Davanti a loro, così ridotti, passa ora uno sciame di ragazzi, ignari, ingrati. Non sanno quale fiore li vela, quale fortuna arride loro, non sanno.

Credono di vivere per sempre, credono di rimanere così per l’eternità.

Loro, invece, sanno, certo, quale morte li attende al terminare della via: sentono il marchio del tempo scolpirsi sui volti e sulle braccia cascanti, inoltrarsi l’ombra sulle loro pupille; e si sentono, tremendamente si sentono, fiori pendenti al terreno, languidi, più secchi, pronti a staccarsi dallo stelo, al passare dell’aratro indifferente.

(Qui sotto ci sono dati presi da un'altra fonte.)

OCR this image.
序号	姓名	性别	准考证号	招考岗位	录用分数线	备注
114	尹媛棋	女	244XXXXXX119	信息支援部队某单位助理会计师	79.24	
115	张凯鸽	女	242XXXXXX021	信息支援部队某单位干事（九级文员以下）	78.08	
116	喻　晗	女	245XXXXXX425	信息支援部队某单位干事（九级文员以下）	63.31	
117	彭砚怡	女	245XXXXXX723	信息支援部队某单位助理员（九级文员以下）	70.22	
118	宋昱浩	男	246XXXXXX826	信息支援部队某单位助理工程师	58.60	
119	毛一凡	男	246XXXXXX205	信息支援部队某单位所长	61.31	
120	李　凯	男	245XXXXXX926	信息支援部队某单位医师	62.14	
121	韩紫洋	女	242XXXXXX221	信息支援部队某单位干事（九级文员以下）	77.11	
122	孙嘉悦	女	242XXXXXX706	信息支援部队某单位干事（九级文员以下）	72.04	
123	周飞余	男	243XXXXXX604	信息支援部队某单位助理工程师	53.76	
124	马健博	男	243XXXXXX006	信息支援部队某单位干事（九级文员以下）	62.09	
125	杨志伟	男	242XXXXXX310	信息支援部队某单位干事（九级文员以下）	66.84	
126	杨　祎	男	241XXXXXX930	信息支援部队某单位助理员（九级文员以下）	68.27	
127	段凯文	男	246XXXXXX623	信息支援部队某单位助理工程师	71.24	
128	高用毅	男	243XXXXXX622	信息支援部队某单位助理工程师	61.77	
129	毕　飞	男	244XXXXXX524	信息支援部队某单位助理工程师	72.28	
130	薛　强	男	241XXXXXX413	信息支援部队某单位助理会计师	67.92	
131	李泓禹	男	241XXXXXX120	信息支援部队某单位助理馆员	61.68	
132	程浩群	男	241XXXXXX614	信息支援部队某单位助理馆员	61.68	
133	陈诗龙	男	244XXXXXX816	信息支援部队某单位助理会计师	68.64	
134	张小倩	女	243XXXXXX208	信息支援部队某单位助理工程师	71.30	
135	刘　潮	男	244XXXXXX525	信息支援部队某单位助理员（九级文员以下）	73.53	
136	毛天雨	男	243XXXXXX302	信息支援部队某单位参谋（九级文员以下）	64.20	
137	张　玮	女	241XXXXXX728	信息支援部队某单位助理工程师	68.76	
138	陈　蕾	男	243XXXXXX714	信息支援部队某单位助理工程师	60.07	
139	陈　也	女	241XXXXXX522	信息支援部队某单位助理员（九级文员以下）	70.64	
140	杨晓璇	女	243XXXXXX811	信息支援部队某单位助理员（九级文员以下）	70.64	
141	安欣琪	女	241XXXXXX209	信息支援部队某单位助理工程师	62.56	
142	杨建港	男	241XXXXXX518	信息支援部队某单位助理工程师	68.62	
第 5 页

Guarda! Il sole s’è spento e le ultime luci s’aggrappano alla balza, ora alla casa.

Una lontana canoa, come un puntino bianco, svanisce sulla linea del mare, dove il sole più languisce. Dalla parte opposta del cielo, si cala un’ombra serale, man mano, più scura.

La banderuola è impazzita, per i venti, e le canne son mosse qua e là, e stormiscono gli alberi. Sugli scogli un mare color vino si infrange, come s’infrange il ricordo di una vita, cui si è morbosamente aggrappati, come la luce al mondo, come l’acqua alla sua distesa.